San Ambrosio explica que “el diablo emplea tres armas para herir el alma del hombre: la gula, la vanagloria y la ambición”. La gula es la sensualidad, el materialismo, la comodidad; el excesivo apego a los placeres y a los bienes de la tierra: “Comamos y bebamos, que mañana moriremos” (cf Is 22,13), como si el comer y el beber fuese el máximo bien al que puede aspirar el hombre. Jesús, frente a unas piedras que se ofrecen como panes, recuerda la primacía de Dios: “No sólo de pan vive el hombre”. 

La segunda arma es la ambición, el afán inmoderado de conseguir poder, riquezas, dignidades o fama: “todo será tuyo”, promete falsamente el diablo. La adoración y el culto a Dios previene contra esta idolatría de vender el alma por la fascinación ciega de querer, a cualquier precio, tener más o aparentar ser más importantes. 

La vanagloria, la jactancia del propio valer u obrar, es la tercera de las armas. Benedicto XVI advierte frente a este afán de llamar la atención, de buscar presuntuosamente nuestra gloria en lugar de la gloria de Dios: “Si al cumplir una buena acción no tenemos como finalidad la gloria de Dios y el verdadero bien de nuestros hermanos, sino que más bien aspiramos a satisfacer un interés personal o simplemente a obtener la aprobación de los demás, nos situamos fuera de la óptica evangélica. En la sociedad moderna de la imagen hay que estar muy atentos, ya que esta tentación se plantea continuamente”. 

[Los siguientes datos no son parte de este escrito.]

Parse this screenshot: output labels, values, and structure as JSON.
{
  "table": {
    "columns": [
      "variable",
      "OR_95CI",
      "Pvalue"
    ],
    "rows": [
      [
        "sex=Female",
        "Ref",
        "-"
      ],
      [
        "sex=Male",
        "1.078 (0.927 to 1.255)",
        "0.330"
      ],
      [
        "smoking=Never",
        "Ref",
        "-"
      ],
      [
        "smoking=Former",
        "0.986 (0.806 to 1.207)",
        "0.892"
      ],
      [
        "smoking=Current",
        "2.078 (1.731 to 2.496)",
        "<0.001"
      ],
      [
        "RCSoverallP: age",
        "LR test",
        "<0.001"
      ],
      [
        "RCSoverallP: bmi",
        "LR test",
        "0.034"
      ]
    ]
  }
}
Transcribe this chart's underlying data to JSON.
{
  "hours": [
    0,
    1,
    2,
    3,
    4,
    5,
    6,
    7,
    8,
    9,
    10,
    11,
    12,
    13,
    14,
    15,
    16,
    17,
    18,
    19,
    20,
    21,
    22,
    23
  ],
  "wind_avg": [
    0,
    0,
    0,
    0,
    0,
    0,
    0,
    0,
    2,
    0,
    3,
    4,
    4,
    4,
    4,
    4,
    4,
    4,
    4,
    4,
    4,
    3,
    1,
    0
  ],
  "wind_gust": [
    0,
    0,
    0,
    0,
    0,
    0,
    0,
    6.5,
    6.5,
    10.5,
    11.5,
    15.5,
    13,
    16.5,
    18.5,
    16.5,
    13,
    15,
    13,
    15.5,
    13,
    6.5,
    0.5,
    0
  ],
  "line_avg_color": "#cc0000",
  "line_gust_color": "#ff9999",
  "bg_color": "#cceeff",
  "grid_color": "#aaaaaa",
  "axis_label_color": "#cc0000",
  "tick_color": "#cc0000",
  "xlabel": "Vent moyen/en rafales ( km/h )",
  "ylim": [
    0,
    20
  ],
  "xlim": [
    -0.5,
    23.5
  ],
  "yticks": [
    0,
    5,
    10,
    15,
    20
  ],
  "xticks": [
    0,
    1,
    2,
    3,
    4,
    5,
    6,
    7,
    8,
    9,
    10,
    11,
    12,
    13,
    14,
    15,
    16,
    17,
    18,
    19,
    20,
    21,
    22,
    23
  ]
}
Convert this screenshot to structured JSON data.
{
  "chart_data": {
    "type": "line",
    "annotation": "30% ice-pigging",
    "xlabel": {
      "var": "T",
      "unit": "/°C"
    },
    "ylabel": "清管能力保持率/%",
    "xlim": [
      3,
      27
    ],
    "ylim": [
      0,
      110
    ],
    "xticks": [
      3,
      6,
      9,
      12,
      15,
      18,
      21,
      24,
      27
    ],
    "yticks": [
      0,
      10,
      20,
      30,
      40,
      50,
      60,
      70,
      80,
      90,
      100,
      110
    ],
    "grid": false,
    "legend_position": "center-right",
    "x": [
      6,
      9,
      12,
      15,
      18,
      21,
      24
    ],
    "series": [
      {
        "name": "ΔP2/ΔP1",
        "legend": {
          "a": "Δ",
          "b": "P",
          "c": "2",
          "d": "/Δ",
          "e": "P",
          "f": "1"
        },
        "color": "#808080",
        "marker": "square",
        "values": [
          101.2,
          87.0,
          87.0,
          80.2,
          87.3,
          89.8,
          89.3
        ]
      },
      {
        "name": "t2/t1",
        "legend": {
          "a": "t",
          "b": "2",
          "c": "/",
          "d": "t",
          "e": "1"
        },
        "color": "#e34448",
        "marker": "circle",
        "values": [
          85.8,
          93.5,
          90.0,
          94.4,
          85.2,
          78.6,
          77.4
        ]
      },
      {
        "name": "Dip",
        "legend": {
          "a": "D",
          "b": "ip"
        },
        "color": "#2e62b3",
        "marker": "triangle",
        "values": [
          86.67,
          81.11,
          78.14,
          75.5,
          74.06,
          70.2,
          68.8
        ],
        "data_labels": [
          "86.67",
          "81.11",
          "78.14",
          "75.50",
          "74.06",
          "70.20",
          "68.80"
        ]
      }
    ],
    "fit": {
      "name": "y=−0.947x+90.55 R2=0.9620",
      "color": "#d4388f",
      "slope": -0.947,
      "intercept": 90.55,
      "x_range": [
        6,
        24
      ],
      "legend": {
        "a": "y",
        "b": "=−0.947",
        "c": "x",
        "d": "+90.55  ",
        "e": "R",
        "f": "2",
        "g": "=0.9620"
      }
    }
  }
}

Jesús quiso afrontar la lucha de la tentación para mostrarnos que es posible vencerla. No con nuestras solas fuerzas, pero sí con la ayuda de la oración: “Por medio de su oración, Jesús es vencedor del Tentador desde el principio y en el último combate de su agonía” (Catecismo 2849). Cuando pedimos, en el “Padre nuestro”, “no nos dejes caer en la tentación” Cristo nos une a su combate y a su agonía.